This blog was contributed by Dr Carol Brennan, Teaching Fellow for Undergraduate Laws.
The Tate Modern, on the south bank of the Thames in London, is one of the most popular tourist attractions in the UK. Situated in a huge converted power station, it opened in 2000 and displays an international collection of contemporary art. In 2011, a ten-story extension to the museum was begun: originally the Switch House and later renamed the Blavatnik Building after a key donor, it opened in 2016 and one of its highlights was a ‘viewing gallery’, offering a stunning 360-degree aspect of the London skyline. Those enjoying the views, perhaps with a coffee or glass of wine, can also gaze straight into the homes belonging to residents of the adjacent luxury apartment building: NEO Bankside, also begin in 2011 and completed in 2012. These multi-million pound flats feature floor-to-ceiling glass walls, stunning architectural designs which afford Tate visitors unimpeded visual access into the interiors of the living spaces.
There are an estimated 600,000 visitors to the Tate viewing gallery per year and one claimant counted 84 people looking and taking, photos in a 90- minute period, with some photos being posted on social media. They reported waving and even obscene gestures. In response to complaints the Tate had significantly reduced the opening hours of their viewing gallery and installed security guards, along with signs reading: ‘please respect our neighbours’ privacy’. As controversy deepened, the then Director of the Tate Nicholas Serota, had suggested that Blavatnik residents could install net curtains – a solution which was not popular with those whose aspirations were for more 21st century interior décor!
The law became involved when the owners of four of the flats launched actions in nuisance and breach of privacy, seeking an injunction compelling the Tate to take steps preventing what they described as ‘relentless’ intrusions. Astute students of the law of nuisance should already be spotting a range of issues which could, and did, arise in the case. They include: reasonable use, locality, special sensitivity, planning permission, malice, and mitigation of loss. Then add to this the question of what constitutes a public body for the purposes of the Human Rights Act 1998 and protection of privacy under art 8 ECHR and you will see why Fearn v The Board of Trustees of the Tate Gallery ([2019] EWHC 246 Ch), despite being a first instance decision, should engage your imagination.
The purpose of this blog is to tempt you further to investigate the case, rather than to provide a detailed account. Suffice to say, having visited the site (declaring the view from the Blavanik ‘rather splendid … ‘) and conducted a thorough analysis of the issues, Mr Justice Mann concluded in favour of the artistic defendants. Citing the need for give and take in modern society he observed, ‘In an inner city urban environment with a considerable amount of tourist activity, an occupant can expect less privacy than perhaps a rural occupant might.’ (remember Bermondsey and Belgravia?) More particularly, the claimants had, in choosing architecturally adventurous homes, voluntarily ‘submitted themselves to circumstances of increased sensitivity’, with parallels being drawn to Robinson v Kilvert.

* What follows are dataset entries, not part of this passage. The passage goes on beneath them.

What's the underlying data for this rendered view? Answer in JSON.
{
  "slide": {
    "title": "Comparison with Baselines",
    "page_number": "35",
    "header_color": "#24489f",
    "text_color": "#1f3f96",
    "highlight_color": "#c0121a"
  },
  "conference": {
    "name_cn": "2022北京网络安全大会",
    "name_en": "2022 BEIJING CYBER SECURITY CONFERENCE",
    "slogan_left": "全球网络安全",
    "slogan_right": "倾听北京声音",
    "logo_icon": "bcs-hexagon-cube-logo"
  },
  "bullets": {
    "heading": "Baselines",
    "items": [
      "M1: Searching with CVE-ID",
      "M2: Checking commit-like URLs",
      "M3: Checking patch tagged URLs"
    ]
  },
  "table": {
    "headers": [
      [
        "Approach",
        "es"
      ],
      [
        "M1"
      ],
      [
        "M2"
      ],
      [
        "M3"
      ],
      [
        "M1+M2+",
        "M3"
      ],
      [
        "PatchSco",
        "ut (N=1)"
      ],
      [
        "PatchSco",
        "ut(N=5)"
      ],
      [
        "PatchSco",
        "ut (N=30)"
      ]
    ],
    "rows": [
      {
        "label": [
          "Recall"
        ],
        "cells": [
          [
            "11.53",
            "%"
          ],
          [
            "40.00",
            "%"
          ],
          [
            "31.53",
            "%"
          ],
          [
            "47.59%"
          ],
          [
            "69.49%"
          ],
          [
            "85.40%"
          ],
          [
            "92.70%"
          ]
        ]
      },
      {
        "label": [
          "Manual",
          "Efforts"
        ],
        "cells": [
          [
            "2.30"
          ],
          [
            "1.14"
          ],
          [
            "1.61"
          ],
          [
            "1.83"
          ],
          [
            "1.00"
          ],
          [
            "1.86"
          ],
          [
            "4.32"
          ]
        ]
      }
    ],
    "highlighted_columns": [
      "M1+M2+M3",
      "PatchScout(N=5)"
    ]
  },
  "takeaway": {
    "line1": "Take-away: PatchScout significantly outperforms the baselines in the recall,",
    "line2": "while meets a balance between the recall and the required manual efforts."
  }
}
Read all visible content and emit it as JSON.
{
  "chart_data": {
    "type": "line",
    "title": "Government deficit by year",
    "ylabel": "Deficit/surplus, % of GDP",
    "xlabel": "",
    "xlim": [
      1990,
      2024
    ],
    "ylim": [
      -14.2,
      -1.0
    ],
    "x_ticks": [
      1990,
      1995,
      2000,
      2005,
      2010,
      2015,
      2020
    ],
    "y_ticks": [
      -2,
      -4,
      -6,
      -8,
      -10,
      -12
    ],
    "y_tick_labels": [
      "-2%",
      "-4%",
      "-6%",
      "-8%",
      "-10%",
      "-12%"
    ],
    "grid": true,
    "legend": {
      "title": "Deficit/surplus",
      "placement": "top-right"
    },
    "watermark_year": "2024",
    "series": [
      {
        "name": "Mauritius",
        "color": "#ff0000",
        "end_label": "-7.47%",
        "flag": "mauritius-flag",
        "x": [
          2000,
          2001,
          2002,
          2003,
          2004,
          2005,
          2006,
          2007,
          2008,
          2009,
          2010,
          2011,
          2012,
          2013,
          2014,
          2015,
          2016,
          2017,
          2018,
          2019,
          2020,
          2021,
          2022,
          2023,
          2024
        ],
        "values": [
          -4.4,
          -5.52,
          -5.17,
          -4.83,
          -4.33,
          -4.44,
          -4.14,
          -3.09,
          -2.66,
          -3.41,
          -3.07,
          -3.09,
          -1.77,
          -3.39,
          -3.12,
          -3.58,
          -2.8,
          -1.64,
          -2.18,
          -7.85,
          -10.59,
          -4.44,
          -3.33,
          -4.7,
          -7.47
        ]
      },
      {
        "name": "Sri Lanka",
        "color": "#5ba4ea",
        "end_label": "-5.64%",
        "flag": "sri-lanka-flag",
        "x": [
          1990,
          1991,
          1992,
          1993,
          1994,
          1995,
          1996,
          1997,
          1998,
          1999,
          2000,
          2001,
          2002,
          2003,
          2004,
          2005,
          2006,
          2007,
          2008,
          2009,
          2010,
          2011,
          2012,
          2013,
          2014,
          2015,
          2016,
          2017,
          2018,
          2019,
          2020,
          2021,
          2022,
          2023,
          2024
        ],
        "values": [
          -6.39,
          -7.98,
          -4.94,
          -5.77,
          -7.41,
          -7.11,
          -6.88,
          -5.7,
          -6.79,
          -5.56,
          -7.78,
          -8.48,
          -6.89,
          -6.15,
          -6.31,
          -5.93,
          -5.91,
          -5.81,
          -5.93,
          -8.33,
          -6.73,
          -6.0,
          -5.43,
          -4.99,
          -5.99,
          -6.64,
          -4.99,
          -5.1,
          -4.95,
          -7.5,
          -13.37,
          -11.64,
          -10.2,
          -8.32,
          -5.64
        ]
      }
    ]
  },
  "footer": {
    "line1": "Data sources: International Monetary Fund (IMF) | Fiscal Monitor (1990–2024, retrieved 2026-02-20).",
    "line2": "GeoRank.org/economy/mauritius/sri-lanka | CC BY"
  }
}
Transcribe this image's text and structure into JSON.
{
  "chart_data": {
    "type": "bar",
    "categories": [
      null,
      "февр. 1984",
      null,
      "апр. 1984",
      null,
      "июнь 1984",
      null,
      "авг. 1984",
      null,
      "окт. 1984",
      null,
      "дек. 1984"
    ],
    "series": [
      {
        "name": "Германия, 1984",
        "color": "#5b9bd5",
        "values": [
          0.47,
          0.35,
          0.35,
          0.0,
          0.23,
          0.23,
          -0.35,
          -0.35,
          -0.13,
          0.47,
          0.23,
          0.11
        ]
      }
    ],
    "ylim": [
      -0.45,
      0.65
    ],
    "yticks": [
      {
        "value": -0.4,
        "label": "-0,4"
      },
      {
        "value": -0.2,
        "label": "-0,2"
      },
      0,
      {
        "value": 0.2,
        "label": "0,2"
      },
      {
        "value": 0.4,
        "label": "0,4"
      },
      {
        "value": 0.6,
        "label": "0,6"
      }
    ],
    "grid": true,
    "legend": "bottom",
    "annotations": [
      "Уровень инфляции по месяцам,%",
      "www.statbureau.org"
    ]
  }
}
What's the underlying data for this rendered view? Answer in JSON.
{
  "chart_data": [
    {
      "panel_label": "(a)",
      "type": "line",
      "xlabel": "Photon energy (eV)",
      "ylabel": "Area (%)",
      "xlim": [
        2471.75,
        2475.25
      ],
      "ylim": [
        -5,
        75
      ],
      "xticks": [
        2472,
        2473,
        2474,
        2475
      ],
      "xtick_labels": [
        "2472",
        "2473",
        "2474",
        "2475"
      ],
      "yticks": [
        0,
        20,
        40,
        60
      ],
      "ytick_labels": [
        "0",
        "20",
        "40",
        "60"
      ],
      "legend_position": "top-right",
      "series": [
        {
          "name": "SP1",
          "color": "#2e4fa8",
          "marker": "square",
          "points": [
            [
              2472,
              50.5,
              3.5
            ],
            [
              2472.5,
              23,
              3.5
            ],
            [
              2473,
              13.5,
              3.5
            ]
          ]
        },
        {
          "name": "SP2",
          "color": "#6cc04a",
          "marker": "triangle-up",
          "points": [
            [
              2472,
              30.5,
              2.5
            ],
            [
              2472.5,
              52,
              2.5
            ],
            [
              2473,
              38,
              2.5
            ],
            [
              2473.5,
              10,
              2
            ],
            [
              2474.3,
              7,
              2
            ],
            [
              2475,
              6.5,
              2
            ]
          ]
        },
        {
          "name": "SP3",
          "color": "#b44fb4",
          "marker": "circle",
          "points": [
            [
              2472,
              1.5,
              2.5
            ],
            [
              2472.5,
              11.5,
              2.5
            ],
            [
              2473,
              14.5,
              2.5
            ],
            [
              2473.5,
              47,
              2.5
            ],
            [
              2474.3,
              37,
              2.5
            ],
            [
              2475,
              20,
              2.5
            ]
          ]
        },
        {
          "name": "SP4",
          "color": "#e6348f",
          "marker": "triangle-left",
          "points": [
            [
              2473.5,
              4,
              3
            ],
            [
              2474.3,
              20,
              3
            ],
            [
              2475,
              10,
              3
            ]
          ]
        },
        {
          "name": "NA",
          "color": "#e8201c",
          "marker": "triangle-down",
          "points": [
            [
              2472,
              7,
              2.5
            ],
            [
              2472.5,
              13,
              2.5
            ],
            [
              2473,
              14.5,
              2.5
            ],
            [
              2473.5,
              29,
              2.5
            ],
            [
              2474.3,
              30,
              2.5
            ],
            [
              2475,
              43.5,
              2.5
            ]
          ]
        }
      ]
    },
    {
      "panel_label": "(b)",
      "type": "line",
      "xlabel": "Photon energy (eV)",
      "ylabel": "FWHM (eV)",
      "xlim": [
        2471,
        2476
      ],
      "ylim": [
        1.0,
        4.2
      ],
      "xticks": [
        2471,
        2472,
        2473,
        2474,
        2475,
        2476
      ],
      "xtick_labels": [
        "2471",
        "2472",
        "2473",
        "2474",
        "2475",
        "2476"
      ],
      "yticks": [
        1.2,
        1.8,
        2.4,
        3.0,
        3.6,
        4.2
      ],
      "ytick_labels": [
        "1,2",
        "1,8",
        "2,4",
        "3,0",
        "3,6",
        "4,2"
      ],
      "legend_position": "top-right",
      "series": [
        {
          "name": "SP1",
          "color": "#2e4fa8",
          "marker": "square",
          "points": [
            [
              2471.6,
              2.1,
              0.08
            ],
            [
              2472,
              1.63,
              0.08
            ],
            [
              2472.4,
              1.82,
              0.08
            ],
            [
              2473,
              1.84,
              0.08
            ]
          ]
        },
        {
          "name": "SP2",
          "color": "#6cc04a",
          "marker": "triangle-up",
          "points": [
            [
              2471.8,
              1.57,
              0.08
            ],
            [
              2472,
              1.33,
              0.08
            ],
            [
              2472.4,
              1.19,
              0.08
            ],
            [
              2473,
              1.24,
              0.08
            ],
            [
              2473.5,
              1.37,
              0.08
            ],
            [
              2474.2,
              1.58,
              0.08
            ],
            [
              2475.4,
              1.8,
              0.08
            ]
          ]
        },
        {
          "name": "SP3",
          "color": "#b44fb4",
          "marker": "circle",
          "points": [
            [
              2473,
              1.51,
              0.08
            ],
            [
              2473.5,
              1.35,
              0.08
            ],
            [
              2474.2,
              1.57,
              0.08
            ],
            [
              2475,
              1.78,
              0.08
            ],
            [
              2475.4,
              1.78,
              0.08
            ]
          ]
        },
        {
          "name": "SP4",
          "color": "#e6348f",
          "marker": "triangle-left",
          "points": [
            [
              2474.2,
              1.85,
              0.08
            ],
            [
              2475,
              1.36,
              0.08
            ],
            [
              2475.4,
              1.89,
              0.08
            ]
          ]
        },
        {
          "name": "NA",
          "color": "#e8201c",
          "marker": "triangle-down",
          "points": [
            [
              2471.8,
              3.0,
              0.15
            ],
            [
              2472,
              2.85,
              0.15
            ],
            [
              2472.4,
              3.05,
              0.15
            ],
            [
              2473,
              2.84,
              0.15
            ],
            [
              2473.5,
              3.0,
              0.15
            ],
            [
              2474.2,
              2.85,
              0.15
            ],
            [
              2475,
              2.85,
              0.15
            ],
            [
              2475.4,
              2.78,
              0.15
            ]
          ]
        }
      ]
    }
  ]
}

The most notable aspect of Fearn is the judge’s conclusion that, ‘in an appropriate case’ breach of privacy can constitute private nuisance. This departs from strong (but never unanimous) judicial and academic opinion that some sort of physical emanation (noise, smell, vibration) from the defendant’s land is required. Should this stand, it raises all kinds of tantalizing prospects for the development of the common law.
The claimants are considering an appeal. Having read the judgment in Fearn, how would decide such an appeal? A real (or virtual) visit to the Tate Modern, might help you decide.